I have collected old fashioned knurls over the years,and letter stamps with serifs. Nothing looks worse than to make an antique looking piece and diamond knurl it(they DID have diamond knurls even in the 18th.C..They just don't look right to me). Sin #2 is to use modern,plain GOTHIC stamps. They just RUIN the piece. If I could not find OLD stamp sets(I make them sometimes),I'd AT LEAST make a teeny straight chisel,and add the serifs as a must. The biggest problem if you can't find old,artistic stamp sets,is you don't get the beautiful 5's,2's,7's,and 6's that some of them had back then.

My favorite set must be nearly 18th.C. at least,maybe older. It has true Roman letters with thicks and thins as well as serifs. The stamps are made of crudely rolled steel,with 2 flat sides,and 2 bulged sides,from primitive rolling. AND,the striking ends were left angular from being hot cut off with a chisel. It was left to the user to grind them square. The set was never used. Typically,tools like saws were supplied unsharpened,and chisels were supplied un handled. They were frugal back then!!


The brass dividing plates are actually that deep gold color from aging. I NEVER touch the outfit without nitrile gloves because the color has developed so beautifully. I made that outfit in the 70's for my 6" rotary table,which I still AM FORCED to keep!! Have larger ones now,too.


----------



## Pontiac Freak (Sep 23, 2012)

Very nice work!


----------



## 8ntsane (Sep 23, 2012)

George

All those fine detail, and personal preferance details do make all the differance in the final result of the parts you have built.

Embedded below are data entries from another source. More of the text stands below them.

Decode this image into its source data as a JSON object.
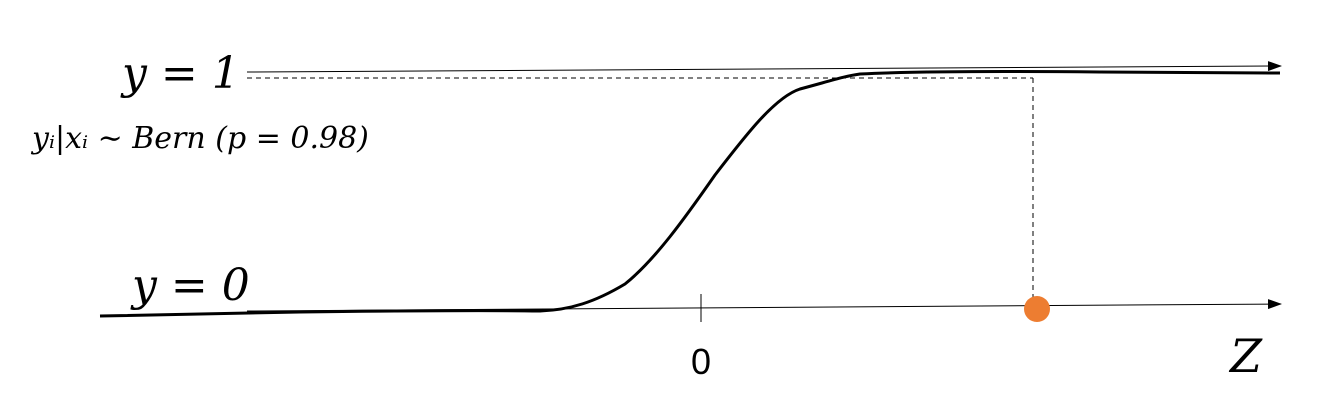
{
  "labels": {
    "y_one": "y = 1",
    "y_zero": "y = 0",
    "distribution": "yᵢ|xᵢ ∼ Bern (p = 0.98)",
    "origin_tick": "0",
    "axis_name": "Z"
  },
  "colors": {
    "curve": "#000000",
    "axis": "#000000",
    "guide": "#000000",
    "point": "#ED7D31"
  }
}
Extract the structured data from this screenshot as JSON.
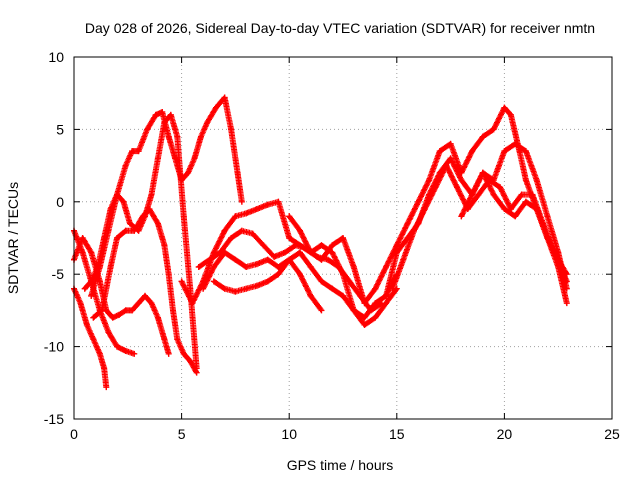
{
  "chart_data": {
    "type": "scatter",
    "title": "Day 028 of 2026, Sidereal Day-to-day VTEC variation (SDTVAR) for receiver nmtn",
    "xlabel": "GPS time / hours",
    "ylabel": "SDTVAR / TECUs",
    "xlim": [
      0,
      25
    ],
    "ylim": [
      -15,
      10
    ],
    "xticks": [
      0,
      5,
      10,
      15,
      20,
      25
    ],
    "yticks": [
      -15,
      -10,
      -5,
      0,
      5,
      10
    ],
    "grid": true,
    "marker": "+",
    "color": "#ff0000",
    "series": [
      {
        "x": [
          0.0,
          0.4,
          0.8,
          1.2,
          1.6,
          2.0,
          2.4,
          2.8
        ],
        "y": [
          -2.0,
          -3.5,
          -5.5,
          -7.5,
          -9.0,
          -10.0,
          -10.3,
          -10.5
        ]
      },
      {
        "x": [
          0.0,
          0.3,
          0.6,
          0.9,
          1.2,
          1.4,
          1.5
        ],
        "y": [
          -6.0,
          -7.0,
          -8.5,
          -9.5,
          -10.5,
          -11.5,
          -12.8
        ]
      },
      {
        "x": [
          0.0,
          0.4,
          0.8,
          1.2,
          1.5,
          1.8,
          2.1,
          2.4,
          2.7,
          3.0,
          3.3,
          3.6,
          3.9,
          4.2,
          4.4
        ],
        "y": [
          -4.0,
          -2.5,
          -3.5,
          -5.5,
          -7.5,
          -8.0,
          -7.8,
          -7.5,
          -7.5,
          -7.0,
          -6.5,
          -7.0,
          -8.0,
          -9.5,
          -10.5
        ]
      },
      {
        "x": [
          0.8,
          1.2,
          1.6,
          2.0,
          2.4,
          2.7,
          3.0,
          3.4,
          3.8,
          4.1,
          4.4,
          4.7,
          5.0,
          5.3,
          5.6,
          5.9,
          6.2,
          6.6,
          7.0,
          7.3,
          7.6,
          7.8
        ],
        "y": [
          -6.5,
          -4.5,
          -2.0,
          0.5,
          2.5,
          3.5,
          3.5,
          5.0,
          6.0,
          6.2,
          4.5,
          3.0,
          1.5,
          2.0,
          3.0,
          4.5,
          5.5,
          6.5,
          7.2,
          5.0,
          2.0,
          0.0
        ]
      },
      {
        "x": [
          0.5,
          0.8,
          1.1,
          1.4,
          1.7,
          2.0,
          2.3,
          2.6,
          3.0,
          3.3,
          3.6,
          3.9,
          4.2,
          4.5,
          4.8,
          5.1,
          5.4,
          5.7
        ],
        "y": [
          -6.0,
          -5.5,
          -4.5,
          -2.5,
          -0.5,
          0.5,
          0.0,
          -1.5,
          -2.0,
          -1.0,
          0.5,
          3.0,
          5.5,
          6.0,
          4.5,
          -1.0,
          -6.0,
          -11.5
        ]
      },
      {
        "x": [
          0.9,
          1.3,
          1.7,
          2.0,
          2.4,
          2.8,
          3.2,
          3.5,
          3.9,
          4.2,
          4.4,
          4.6,
          4.8,
          5.1,
          5.4,
          5.7
        ],
        "y": [
          -8.0,
          -7.5,
          -4.5,
          -2.5,
          -2.0,
          -2.0,
          -1.0,
          -0.5,
          -1.5,
          -3.0,
          -5.0,
          -7.5,
          -9.5,
          -10.5,
          -11.0,
          -11.8
        ]
      },
      {
        "x": [
          5.0,
          5.5,
          6.0,
          6.5,
          7.0,
          7.5,
          8.0,
          8.5,
          9.0,
          9.5,
          10.0,
          10.5,
          11.0,
          11.5,
          12.0,
          12.5,
          13.0,
          13.5,
          14.0,
          14.5,
          15.0
        ],
        "y": [
          -5.5,
          -7.0,
          -5.5,
          -3.5,
          -2.0,
          -1.0,
          -0.8,
          -0.5,
          -0.2,
          0.0,
          -2.5,
          -3.0,
          -3.5,
          -3.0,
          -3.5,
          -5.0,
          -7.5,
          -8.0,
          -7.0,
          -6.5,
          -5.0
        ]
      },
      {
        "x": [
          5.8,
          6.3,
          6.8,
          7.3,
          7.8,
          8.3,
          8.8,
          9.3,
          9.8,
          10.3,
          10.8,
          11.3,
          11.8,
          12.3,
          12.8,
          13.3,
          13.8,
          14.3
        ],
        "y": [
          -4.5,
          -4.0,
          -3.5,
          -2.5,
          -2.0,
          -2.2,
          -3.0,
          -3.8,
          -3.5,
          -3.0,
          -3.2,
          -3.8,
          -4.0,
          -4.5,
          -5.5,
          -6.5,
          -7.5,
          -7.0
        ]
      },
      {
        "x": [
          6.0,
          6.5,
          7.0,
          7.5,
          8.0,
          8.5,
          9.0,
          9.5,
          10.0,
          10.5,
          11.0,
          11.5,
          12.0,
          12.5,
          13.0,
          13.5,
          14.0,
          14.5,
          15.0
        ],
        "y": [
          -6.0,
          -4.5,
          -3.5,
          -4.0,
          -4.5,
          -4.3,
          -4.0,
          -4.5,
          -4.0,
          -3.5,
          -4.5,
          -5.5,
          -6.0,
          -6.5,
          -7.5,
          -8.5,
          -8.0,
          -7.0,
          -6.0
        ]
      },
      {
        "x": [
          6.5,
          7.0,
          7.5,
          8.0,
          8.5,
          9.0,
          9.5,
          10.0,
          10.5,
          11.0,
          11.5
        ],
        "y": [
          -5.5,
          -6.0,
          -6.2,
          -6.0,
          -5.8,
          -5.5,
          -5.0,
          -4.0,
          -5.0,
          -6.5,
          -7.5
        ]
      },
      {
        "x": [
          10.0,
          10.5,
          11.0,
          11.5,
          12.0,
          12.5,
          13.0,
          13.5,
          14.0
        ],
        "y": [
          -1.0,
          -2.0,
          -3.5,
          -4.0,
          -3.0,
          -2.5,
          -4.5,
          -7.0,
          -6.0
        ]
      },
      {
        "x": [
          14.0,
          14.5,
          15.0,
          15.5,
          16.0,
          16.5,
          17.0,
          17.5,
          18.0,
          18.5,
          19.0,
          19.5,
          20.0,
          20.3,
          20.7,
          21.0,
          21.5,
          22.0,
          22.5,
          22.9
        ],
        "y": [
          -6.0,
          -4.5,
          -3.0,
          -1.5,
          0.0,
          1.5,
          3.5,
          4.0,
          2.0,
          3.5,
          4.5,
          5.0,
          6.5,
          6.0,
          3.5,
          1.5,
          -0.5,
          -2.5,
          -4.5,
          -7.0
        ]
      },
      {
        "x": [
          14.5,
          15.0,
          15.5,
          16.0,
          16.5,
          17.0,
          17.5,
          18.0,
          18.5,
          19.0,
          19.5,
          20.0,
          20.5,
          21.0,
          21.5,
          22.0,
          22.5,
          22.9
        ],
        "y": [
          -6.5,
          -3.5,
          -2.5,
          -1.5,
          0.5,
          2.0,
          3.0,
          1.5,
          0.5,
          2.0,
          1.5,
          3.5,
          4.0,
          3.5,
          1.5,
          -1.0,
          -3.5,
          -6.0
        ]
      },
      {
        "x": [
          14.8,
          15.3,
          15.8,
          16.3,
          16.8,
          17.3,
          17.8,
          18.3,
          18.8,
          19.3,
          19.8,
          20.3,
          20.8,
          21.3,
          21.8,
          22.3,
          22.9
        ],
        "y": [
          -6.0,
          -4.0,
          -2.0,
          -0.5,
          1.0,
          2.5,
          1.0,
          -0.5,
          0.5,
          1.5,
          1.0,
          -0.5,
          0.5,
          0.5,
          -1.5,
          -3.5,
          -5.5
        ]
      },
      {
        "x": [
          18.0,
          18.5,
          19.0,
          19.5,
          20.0,
          20.5,
          21.0,
          21.5,
          22.0,
          22.5,
          22.9
        ],
        "y": [
          -1.0,
          0.5,
          2.0,
          0.5,
          -0.5,
          -1.0,
          0.0,
          -0.5,
          -2.5,
          -4.0,
          -5.0
        ]
      }
    ]
  }
}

Really nice work, a work of art really.  :man:


----------



## Tony Wells (Sep 23, 2012)

I like the serifs too, but they aren't cheap sets.

http://www.amazon.com/dp/B003L8INR0...e=asn&creative=395105&creativeASIN=B003L8INR0

I wonder about the quality of these.

http://www.etsy.com/search?includes[]=materials&q=serif+font+metal+stamp


----------



## george wilson (Sep 24, 2012)

Tony,I often find old serif sets on Ebay for MUCH less. Provided the seller's pictures are decent enough to see,and provided the idiots haven't photographed the BUTT ENDS of the stamps,as is often the case(sheesh!!!)  However,Rio Grande Jewelry supply has recently started selling a variety of stamp sets. Among them,the same stamp set you referred to,but for considerably less. However,your set is lower case,which is not desirable. Upper case is wanted. But,the upper case sets that Rio Grande sells,such as the "elite",has these cutsey little tails on their letters that turn me off. In their current catalog,Taiwan sets are about $79.00,and Chinese are about $40.00. Maybe those prices have jumped and I'm not aware. Usually Amazon prices are good.

These new made stamps are annoyingly ROUND on their stamping ends. They have big,flat areas around the letters.  I'd have to re grind those round ends away,to where I could readily see WHERE I was putting the stamp down exactly. That fact seems to have escaped current stamp makers. You're better off finding an old set for about $40.00 on Ebay. Their stamping ends taper down to near the edges of the letters,so you can see more exactly where you are placing them.


----------



## llarson (Sep 25, 2012)

I really like shiny brass, what you've shown here is pure eye candy. Great work, thanks for the show.


----------



## george wilson (Sep 25, 2012)

Like I used to say about the silversmith: "It MUST be good,it's shiny"(they buffed everything absolutely to death,spoiling details.)


----------